A damning report by a doctors’ group assessing the impact of coal seam gas CSG production on people’s health has given new impetus to opponents of the industry on the north coast.
The report, released this week, calls for urgent national reforms including mandatory health checks for communities exposed to CSG production, given the failure of governments and industry to protect communities from the new boom industry.
Doctors for the Environment Australia (DEA), part of an international network of doctors who deal with disease linked to environmental destruction, say that unchecked pollution from coal and CSG projects was creating a ‘costly legacy for Australia’ that was being picked up by the healthcare sector.
DEA spokesperson David Shearman said, ‘the social and financial costs of this pollution are not being measured or factored in when projects are given the go-ahead’.
‘Those who believe Australian resource projects are operating with world’s best practice are simply mistaken. What we are seeing is a trend to cutting green tape without consideration of the consequences,’ Dr Shearman said.
The report describes how cardio-respiratory and other diseases in nearby communities are likely to be caused or exacerbated by pollution from coal mining and transport.
The report also points out that the research and regulation on coal seam gas lags well behind these developments, and the degree to which they harm human health is not yet understood.
It also describes cases where coal projects have been allowed to pollute at levels known to compromise human health and where inadequate monitoring of air quality disguises the dangers.
The report, The Health Factor: Ignored by industry, overlooked by government, accuses industry and government of putting profits ahead of people.
‘It is clear that state government approvals of coal and CSG projects are often influenced by potential economic gain without thorough assessment of potential harms,’ Dr Shearman said.
The report’s release coincides with the arrival of the federal government’s Environment Protection and Biodiversity Conservation Amendment Bill in the Senate this week
The Bill to tighten regulation of the rapidly expanding industry was widely, though cautiously, welcomed by landowners and commentators when it passed the lower house in March.
Page MP Janelle Saffin on Tuesday accused the federal coalition of duplicity after shadow parliamentary secretary on the environment, Senator Simon Birmingham, promised to dismantle the federal government’s water protection measures if elected.
‘The coalition is in a spot. They don’t like the CSG water protection measures, but they don’t want CSG to be an election issue because of the strong community campaign,’ Ms Saffin said.
‘While National Party candidate Kevin Hogan says he opposes CSG, the coalition he represents has declared it will undo the government’s water protection measures if elected. He has to do more than say he doesn’t like it.’
Mr Hogan said in March that the legislation would not impact on current exploration activities on the northern rivers, conceding only that it had the potential to ‘complement protections already imposed by the O’Farrell government’.
‘At face value the proposal is in line with the Nationals’ policy platform that there should be no coal seam gas where it can impact on the quality of groundwater or surface water systems, where it can impact on prime agricultural land; neither should it be allowed near residential areas,’ Mr Hogan said.
Meanwhile, the Greens are pushing amendments to give landholders the final say on access rights for CSG companies.
The federal Greens mining spokesperson, Larissa Waters, on Tuesday said the Greens were ‘standing with the community on coal seam gas’.

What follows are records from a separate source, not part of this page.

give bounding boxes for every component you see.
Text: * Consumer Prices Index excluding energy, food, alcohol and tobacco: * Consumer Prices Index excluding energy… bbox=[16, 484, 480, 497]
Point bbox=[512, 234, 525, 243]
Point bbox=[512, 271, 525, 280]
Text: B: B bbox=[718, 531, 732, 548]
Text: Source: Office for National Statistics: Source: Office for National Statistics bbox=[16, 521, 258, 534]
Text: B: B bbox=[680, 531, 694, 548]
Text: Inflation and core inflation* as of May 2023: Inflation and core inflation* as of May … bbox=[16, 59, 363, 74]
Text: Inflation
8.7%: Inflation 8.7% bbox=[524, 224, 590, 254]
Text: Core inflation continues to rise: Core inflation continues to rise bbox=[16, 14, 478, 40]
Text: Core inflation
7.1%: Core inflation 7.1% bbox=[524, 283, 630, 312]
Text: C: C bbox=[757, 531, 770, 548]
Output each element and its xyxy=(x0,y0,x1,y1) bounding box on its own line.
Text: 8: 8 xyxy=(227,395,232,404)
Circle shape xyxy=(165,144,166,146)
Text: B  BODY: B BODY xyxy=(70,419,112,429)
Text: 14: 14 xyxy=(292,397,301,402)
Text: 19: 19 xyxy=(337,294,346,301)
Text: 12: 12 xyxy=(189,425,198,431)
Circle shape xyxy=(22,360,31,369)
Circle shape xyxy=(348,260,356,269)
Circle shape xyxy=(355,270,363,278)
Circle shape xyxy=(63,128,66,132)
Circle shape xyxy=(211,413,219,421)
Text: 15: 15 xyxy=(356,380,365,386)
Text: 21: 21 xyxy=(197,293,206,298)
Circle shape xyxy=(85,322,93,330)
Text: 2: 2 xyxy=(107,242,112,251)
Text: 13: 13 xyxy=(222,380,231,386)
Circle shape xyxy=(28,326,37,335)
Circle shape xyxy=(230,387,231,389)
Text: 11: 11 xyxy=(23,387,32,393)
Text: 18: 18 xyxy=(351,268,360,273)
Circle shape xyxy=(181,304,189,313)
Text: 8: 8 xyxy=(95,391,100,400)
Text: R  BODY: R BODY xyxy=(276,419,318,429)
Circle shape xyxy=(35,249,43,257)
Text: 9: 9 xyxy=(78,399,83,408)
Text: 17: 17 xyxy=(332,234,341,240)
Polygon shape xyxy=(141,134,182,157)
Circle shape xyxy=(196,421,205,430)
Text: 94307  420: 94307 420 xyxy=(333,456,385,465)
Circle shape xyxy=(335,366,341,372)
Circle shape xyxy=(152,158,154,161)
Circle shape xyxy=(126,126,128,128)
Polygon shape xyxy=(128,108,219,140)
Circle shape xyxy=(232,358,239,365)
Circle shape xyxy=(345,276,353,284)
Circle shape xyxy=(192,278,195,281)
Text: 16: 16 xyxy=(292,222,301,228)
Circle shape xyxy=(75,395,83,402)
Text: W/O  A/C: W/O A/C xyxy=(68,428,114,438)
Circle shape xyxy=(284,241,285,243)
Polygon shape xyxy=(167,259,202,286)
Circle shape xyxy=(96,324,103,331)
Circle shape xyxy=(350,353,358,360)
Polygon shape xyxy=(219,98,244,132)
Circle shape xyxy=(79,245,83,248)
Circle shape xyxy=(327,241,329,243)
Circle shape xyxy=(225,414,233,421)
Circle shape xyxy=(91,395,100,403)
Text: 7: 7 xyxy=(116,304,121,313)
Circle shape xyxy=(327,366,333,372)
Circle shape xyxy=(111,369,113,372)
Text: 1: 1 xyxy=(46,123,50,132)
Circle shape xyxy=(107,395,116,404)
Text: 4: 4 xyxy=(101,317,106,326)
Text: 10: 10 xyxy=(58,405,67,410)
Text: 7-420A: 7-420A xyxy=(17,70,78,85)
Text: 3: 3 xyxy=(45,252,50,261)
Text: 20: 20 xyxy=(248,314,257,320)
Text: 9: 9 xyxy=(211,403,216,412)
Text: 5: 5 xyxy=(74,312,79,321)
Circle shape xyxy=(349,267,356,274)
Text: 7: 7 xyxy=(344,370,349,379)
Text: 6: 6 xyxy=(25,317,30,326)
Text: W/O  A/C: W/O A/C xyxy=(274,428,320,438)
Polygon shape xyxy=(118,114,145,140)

‘Tony Abbott is a wolf in sheep’s clothing on coal seam gas. He’s telling rural communities they should be able to stop coal seam gas mining companies from coming onto their land but then doing nothing about it in Canberra,’ Senator Waters said.
‘Only the Greens are working to give landholders the right to say no to coal seam gas on their land and moving to extend new water protections to shale and tight gas mining.’
NSW Greens mining spokesperson Jeremy Buckingham promised similar amendments to legislation in the NSW parliament, saying farmers had the right to say no to CSG exploration on their land.
Mr Buckingham said the only existing legislation to protect landowners allowed mining companies to force arbitration to gain access if a landholder rejects an access agreement.
He was scathing of north coast National MPs Thomas George (Lismore), Don Page (Ballina), Geoff Provest (Tweed) and Chris Gulaptis (Clarence) for not ‘standing up’ for their communities on the issue.
‘This is the key issue. They should vote for these amendments whether or not these exploration companies can come onto people’s land at any cost,’ he said.
‘We will move amendments to the Bill that remove the arbitration provisions, meaning mining companies and landholders must come to a voluntary agreement, rather than the mining company being able to force their way onto a property through arbitration.
‘These amendments will test the commitment of local members to protecting their constituents’ rights to farm or otherwise enjoy their property without a mining company forcing its way on.’